B. Federal Rule of Civil Procedure 15(a) Plaintiff argues that the proposed counterclaim fails to state a claim for relief, and therefore, the motion should be denied. Plaintiff’s briefing focuses on the substantive merits of the counterclaim, but the likelihood of success is not a consideration for denying leave to amend. Becker v. University of Nebraska at Omaha, 191 F.3d 904, 908
(8th Cir. 1999). However, an amendment is considered futile and may be denied if it cannot withstand a Rule 12(b)(6) motion to dismiss. Cornelia I. Crowell GST Trust v. Possis Medical, Inc, 519 F.3d 778, 781–82 (8th Cir. 2008). “To survive a motion to dismiss, a complaint must contain sufficient factual matter, accepted as true, to state a claim to relief that is plausible on its face.” Kale v.

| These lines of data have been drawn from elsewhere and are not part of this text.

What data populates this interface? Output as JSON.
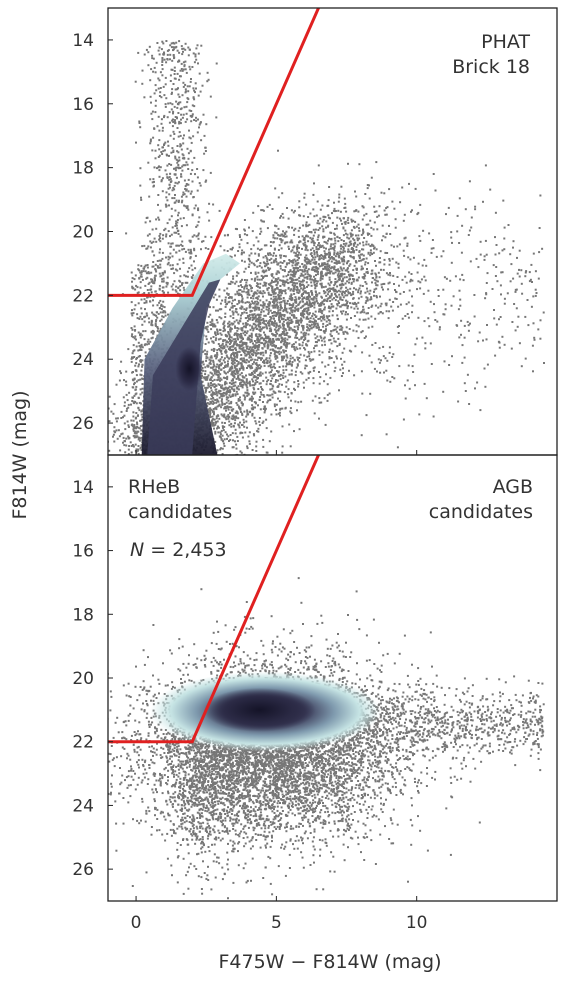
{
  "chart_data": [
    {
      "type": "scatter",
      "panel": "top",
      "description_kind": "color-magnitude diagram (density + scatter)",
      "xlabel": "F475W − F814W (mag)",
      "ylabel": "F814W (mag)",
      "xlim": [
        -1,
        15
      ],
      "ylim": [
        27,
        13
      ],
      "y_inverted": true,
      "xticks": [
        0,
        5,
        10
      ],
      "yticks": [
        14,
        16,
        18,
        20,
        22,
        24,
        26
      ],
      "annotations": [
        "PHAT",
        "Brick 18"
      ],
      "boundary_line": {
        "color": "#e02020",
        "points": [
          [
            -1,
            22
          ],
          [
            2,
            22
          ],
          [
            6.5,
            13
          ]
        ]
      },
      "density_colors": [
        "#c9e6e6",
        "#8fb2bd",
        "#5a5f7e",
        "#1b1a2e"
      ],
      "scatter_color": "#777777"
    },
    {
      "type": "scatter",
      "panel": "bottom",
      "description_kind": "color-magnitude diagram (density + scatter)",
      "xlabel": "F475W − F814W (mag)",
      "ylabel": "F814W (mag)",
      "xlim": [
        -1,
        15
      ],
      "ylim": [
        27,
        13
      ],
      "y_inverted": true,
      "xticks": [
        0,
        5,
        10
      ],
      "yticks": [
        14,
        16,
        18,
        20,
        22,
        24,
        26
      ],
      "annotations": {
        "left": [
          "RHeB",
          "candidates"
        ],
        "right": [
          "AGB",
          "candidates"
        ],
        "n_label": "N = 2,453"
      },
      "boundary_line": {
        "color": "#e02020",
        "points": [
          [
            -1,
            22
          ],
          [
            2,
            22
          ],
          [
            6.5,
            13
          ]
        ]
      },
      "density_colors": [
        "#c9e6e6",
        "#8fb2bd",
        "#5a5f7e",
        "#1b1a2e"
      ],
      "scatter_color": "#777777"
    }
  ],
  "labels": {
    "ylabel": "F814W (mag)",
    "xlabel": "F475W − F814W (mag)",
    "top_annot_1": "PHAT",
    "top_annot_2": "Brick 18",
    "bot_left_1": "RHeB",
    "bot_left_2": "candidates",
    "bot_right_1": "AGB",
    "bot_right_2": "candidates",
    "n_prefix": "N",
    "n_value": " = 2,453"
  }
}
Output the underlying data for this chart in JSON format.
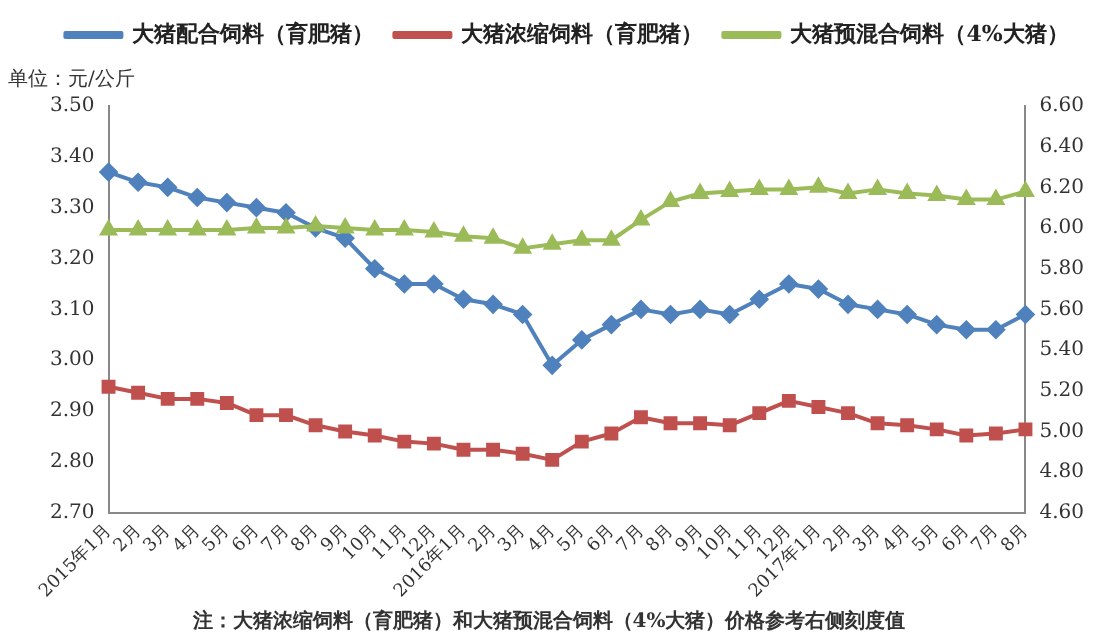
{
  "chart_data": {
    "type": "line",
    "ylabel": "单位：元/公斤",
    "annotations": [
      "注：大猪浓缩饲料（育肥猪）和大猪预混合饲料（4%大猪）价格参考右侧刻度值"
    ],
    "categories": [
      "2015年1月",
      "2月",
      "3月",
      "4月",
      "5月",
      "6月",
      "7月",
      "8月",
      "9月",
      "10月",
      "11月",
      "12月",
      "2016年1月",
      "2月",
      "3月",
      "4月",
      "5月",
      "6月",
      "7月",
      "8月",
      "9月",
      "10月",
      "11月",
      "12月",
      "2017年1月",
      "2月",
      "3月",
      "4月",
      "5月",
      "6月",
      "7月",
      "8月"
    ],
    "series": [
      {
        "name": "大猪配合饲料（育肥猪）",
        "color": "#4f81bd",
        "marker": "diamond",
        "values": [
          3.37,
          3.35,
          3.34,
          3.32,
          3.31,
          3.3,
          3.29,
          3.26,
          3.24,
          3.18,
          3.15,
          3.15,
          3.12,
          3.11,
          3.09,
          2.99,
          3.04,
          3.07,
          3.1,
          3.09,
          3.1,
          3.09,
          3.12,
          3.15,
          3.14,
          3.11,
          3.1,
          3.09,
          3.07,
          3.06,
          3.06,
          3.09
        ]
      },
      {
        "name": "大猪浓缩饲料（育肥猪）",
        "color": "#c0504d",
        "marker": "square",
        "axis": "y2",
        "values": [
          5.22,
          5.19,
          5.16,
          5.16,
          5.14,
          5.08,
          5.08,
          5.03,
          5.0,
          4.98,
          4.95,
          4.94,
          4.91,
          4.91,
          4.89,
          4.86,
          4.95,
          4.99,
          5.07,
          5.04,
          5.04,
          5.03,
          5.09,
          5.15,
          5.12,
          5.09,
          5.04,
          5.03,
          5.01,
          4.98,
          4.99,
          5.01
        ]
      },
      {
        "name": "大猪预混合饲料（4%大猪）",
        "color": "#9bbb59",
        "marker": "triangle",
        "axis": "y2",
        "values": [
          5.99,
          5.99,
          5.99,
          5.99,
          5.99,
          6.0,
          6.0,
          6.01,
          6.0,
          5.99,
          5.99,
          5.98,
          5.96,
          5.95,
          5.9,
          5.92,
          5.94,
          5.94,
          6.04,
          6.13,
          6.17,
          6.18,
          6.19,
          6.19,
          6.2,
          6.17,
          6.19,
          6.17,
          6.16,
          6.14,
          6.14,
          6.18
        ]
      }
    ],
    "ylim": [
      2.7,
      3.5
    ],
    "yticks": [
      {
        "value": 2.7,
        "label": "2.70"
      },
      {
        "value": 2.8,
        "label": "2.80"
      },
      {
        "value": 2.9,
        "label": "2.90"
      },
      {
        "value": 3.0,
        "label": "3.00"
      },
      {
        "value": 3.1,
        "label": "3.10"
      },
      {
        "value": 3.2,
        "label": "3.20"
      },
      {
        "value": 3.3,
        "label": "3.30"
      },
      {
        "value": 3.4,
        "label": "3.40"
      },
      {
        "value": 3.5,
        "label": "3.50"
      }
    ],
    "y2lim": [
      4.6,
      6.6
    ],
    "y2ticks": [
      {
        "value": 4.6,
        "label": "4.60"
      },
      {
        "value": 4.8,
        "label": "4.80"
      },
      {
        "value": 5.0,
        "label": "5.00"
      },
      {
        "value": 5.2,
        "label": "5.20"
      },
      {
        "value": 5.4,
        "label": "5.40"
      },
      {
        "value": 5.6,
        "label": "5.60"
      },
      {
        "value": 5.8,
        "label": "5.80"
      },
      {
        "value": 6.0,
        "label": "6.00"
      },
      {
        "value": 6.2,
        "label": "6.20"
      },
      {
        "value": 6.4,
        "label": "6.40"
      },
      {
        "value": 6.6,
        "label": "6.60"
      }
    ],
    "legend": "top",
    "grid": false,
    "line_style": "solid"
  }
}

Aero Simulation, Inc., 139 F.4th 684, 688 (8th Cir. 2025) (citing Ashcroft v. Iqbal, 556 U.S. 662, 678 (2009)). “A claim has facial plausibility when the plaintiff pleads factual content that allows the court to draw the reasonable inference that the defendant is liable for the misconduct alleged.” Id. “In analyzing a motion to dismiss, a court must accept the allegations contained in the complaint as true and make all reasonable inferences in favor of the nonmoving party.” Id. Considering the proposed counterclaim in this
context, the Court finds that the allegations are sufficient to withstand a motion to dismiss, and therefore, the amendment is not futile. Plaintiff also argues that the counterclaim is procedurally defective because it does not provide the information required by § 533.010 RSMo. for a replevin action. Section 533.010 RSMo. authorizes prejudgment possession in a replevin action when a party
entitled to possession files an affidavit showing that it will be in danger of losing its property unless removed from the opposing party’s possession. The statute sets forth the information that must be included in the affidavit. See § 533.010(1)-(5) RSMo. “[T]he statute provides that this affidavit may be made at the time of filing the petition, or at any other time afterwards, before the rendition of judgment in the cause.” Morris Plan Co. v.
Excelsior Estates, Inc., 540 S.W.2d 44, 49 (Mo. 1976). As a result, plaintiff’s argument is without merit. Accordingly, IT IS HEREBY ORDERED that defendants’ Motion for Leave to File Counterclaim [Doc. 95] is GRANTED. IT IS FURTHER ORDERED that defendants/counterclaim plaintiffs shall file their Counterclaim within 7 days. Plaintiff/counterclaim defendant shall file its responsive pleading within 14 days. SO ORDERED this 14th day of October, 2025.